Method	GT Geometry Required	Feature Lifting Strategy	Efficiency
ImVoxelNet	✗	Ray-based average	High, but low accuracy
ImGeoNet	✓	Ray + opacity post-processing	Medium
NeRF-Det	✗	NeRF ray + opacity post-processing	Medium
CN-RMA	✓	TSDF-guided + multi-stage	Low (243 h training)
MVSDet	✗	MVS depth + 3DGS self-supervision	Low (35 GB memory)
SGCDet	✗	3D deform. attn + sparse construction	High (20 GB, 1.46 FPS)

SGCDet comprehensively outperforms all methods that do not use GT geometry, and its efficiency approaches or surpasses methods that do.

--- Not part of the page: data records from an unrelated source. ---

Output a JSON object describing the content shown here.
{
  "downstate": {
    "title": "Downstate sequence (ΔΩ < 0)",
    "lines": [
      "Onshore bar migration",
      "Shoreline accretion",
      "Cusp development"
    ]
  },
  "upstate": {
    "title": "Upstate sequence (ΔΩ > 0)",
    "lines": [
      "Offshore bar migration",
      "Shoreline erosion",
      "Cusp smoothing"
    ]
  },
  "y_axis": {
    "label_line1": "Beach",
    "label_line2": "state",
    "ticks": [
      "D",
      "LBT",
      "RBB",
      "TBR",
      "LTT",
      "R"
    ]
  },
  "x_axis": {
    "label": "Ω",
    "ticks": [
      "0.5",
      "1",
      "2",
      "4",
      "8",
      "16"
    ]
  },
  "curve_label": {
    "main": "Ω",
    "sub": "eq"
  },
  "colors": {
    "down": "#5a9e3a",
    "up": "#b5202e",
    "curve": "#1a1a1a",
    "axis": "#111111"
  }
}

Connection to My Research¶

The occupancy prediction and sparsification paradigm is transferable to autonomous driving 3D occupancy prediction (e.g., open-vocabulary 3D occupancy prediction), and the pseudo-label generation strategy offers a reference for scenarios lacking dense GT annotations.
The design philosophy of 3D deformable attention — performing adaptive sampling in the lifted 3D space rather than on the 2D plane — is applicable to any task requiring modeling of depth uncertainty.
The multi-view + monocular dual-branch fusion pattern in DepthNet constitutes a general depth estimation paradigm reusable in other multi-view 3D understanding tasks.

Rating¶

Novelty: ⭐⭐⭐⭐ The combination of 3D deformable attention and bbox-based pseudo-occupancy labels is sufficiently novel; the removal of GT geometry dependency has clear engineering and academic value.
Experimental Thoroughness: ⭐⭐⭐⭐⭐ Three datasets, detailed ablations (five groups), computational cost analysis, robustness experiments, and visualizations — extremely comprehensive.
Writing Quality: ⭐⭐⭐⭐ Well-structured, well-motivated, with intuitive figures and rigorous mathematical notation.
Value: ⭐⭐⭐ The occupancy prediction and sparsification strategies are transferable, though the connection to the primary current research direction is moderate.